Já o choupo vai perdendo a sua primeira folha e eu sorrio, Senhor, ao pensar que este vento que a noite arrasta também já Vos terá percorrido a face e levantado a ponta de Vosso real manto.
E assim já por ora me despeço, com as costumeiras saudações que me impõe o ofício e os calorosos votos de saúde e bonança que me dita o coração.
O Vosso humilíssimo súbdito
J
§
Cartas Panónias
Senhor,
Escrevo-Vos hoje com tal embaraço e angústia, que muito me pesa a pena que empunho e mais me resiste o fólio à escritura a que me vejo obrigado. Tomei recente conhecimento de que não terá chegado à metrópole toda a tara de mercancias resultantes da panónia colheita, conforme aqui registada à partida da caravana. A este respeito não poderá seguramente falar-se de nada menos que furto de imperial propriedade, crime para o qual é bem conhecida em todas as partes a costumeira punição. Sabei porém não haver registo ou sequer suspeita, em todo o largo percurso até à metrópole, de incidente ou quebra de protocolo que possa ter conduzido ao desaparecimento das mais de dez arrobas em falta. E é neste ponto que se me enrola a língua e se me adormentam os dedos, Senhor, por não ter algo de concreto que Vos possa desde já transmitir a este respeito. Não posso deixar de aparentar este episódio com o enigmático desaparecimento do nosso saudoso governador, pelo que a meu ver se torna agora inevitável mão mais pesada nas averiguações que se impõem.

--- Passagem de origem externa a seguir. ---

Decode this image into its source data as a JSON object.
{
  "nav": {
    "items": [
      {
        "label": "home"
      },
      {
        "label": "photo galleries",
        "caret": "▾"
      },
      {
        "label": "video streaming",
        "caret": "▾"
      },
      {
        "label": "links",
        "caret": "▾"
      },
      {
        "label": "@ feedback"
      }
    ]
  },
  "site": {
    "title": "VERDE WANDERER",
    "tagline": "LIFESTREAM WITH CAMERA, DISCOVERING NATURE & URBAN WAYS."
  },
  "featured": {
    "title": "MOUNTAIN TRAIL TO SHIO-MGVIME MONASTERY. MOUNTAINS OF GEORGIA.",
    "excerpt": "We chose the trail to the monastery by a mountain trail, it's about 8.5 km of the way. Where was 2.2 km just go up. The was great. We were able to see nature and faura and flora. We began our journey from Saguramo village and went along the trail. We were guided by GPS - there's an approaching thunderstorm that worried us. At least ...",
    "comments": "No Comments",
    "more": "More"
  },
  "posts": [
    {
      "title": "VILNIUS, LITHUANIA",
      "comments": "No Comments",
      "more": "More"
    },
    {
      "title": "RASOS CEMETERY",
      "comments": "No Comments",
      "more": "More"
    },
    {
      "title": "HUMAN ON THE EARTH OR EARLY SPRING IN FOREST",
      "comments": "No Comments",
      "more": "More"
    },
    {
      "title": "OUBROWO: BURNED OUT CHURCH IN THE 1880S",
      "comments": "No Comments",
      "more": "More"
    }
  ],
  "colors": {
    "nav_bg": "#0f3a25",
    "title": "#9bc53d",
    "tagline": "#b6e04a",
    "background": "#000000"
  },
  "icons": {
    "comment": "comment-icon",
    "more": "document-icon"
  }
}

Assumo, Senhor, a minha enorme culpa pelo escrúpulo que até agora exibi em tratar destes graves acontecimentos com a firmeza que é forçoso aplicar. Alguns me acusarão, não sem certa justiça, de excessiva afeição pelas gentes locais, o que porventura tende a toldar-me a razão e a refrear em mim certa necessária dureza na demonstração da autoridade imperial. Desse grave pecado, Senhor, não pretendo ser de futuro acusado, pelo que darei início, logo que puder contar com Vosso soberano consentimento, a todo um preparado conjunto de detenções e interrogatórios, com o fim de esclarecer os incidentes mais recentes e evitar que na panónia província se instale qualquer clima de impunidade, o qual, como decerto sabeis, é a daninha raíz da queda de impérios e civilizações.
À falta de resultados concretos em sequência das investigações que pretendo pessoalmente levar a cabo, encontram-se em preparação algumas medidas de punição arbitrária colectiva, com o mencionado propósito de, se me é permitida metáfora em oficial epístola, cravar fundo na escura terra da Panónia o magno selo do Vosso ditoso império.
Ergo agora os olhos, Senhor, e diante de mim corre suave o rio à luz difusa desta manhã de Outono. O mesmo rio que, léguas mais abaixo, delimita a autoridade por Vós estabelecida sobre esta desolada planície. Não posso deixar de pensar, Senhor, que talvez se esconda na outra margem, por detrás das fileiras arbóreas que bordejam as águas, a explicação para as inquietações de que hoje padecemos. Virá o dia, imposto pelo destino ou pela necessidade, em que forçoso será cruzar as águas e enfrentar o que a lonjura nos reserva. Também para isso servirão como preparação e sondagem os interrogatórios de Inverno que Vos proponho.
Ardo, Senhor, por célere resposta, na esperança de que podeis confirmar a Vossa confiança na minha função e assim honrar-me com o ensejo de pugnar pela perpetuação do Vosso nome.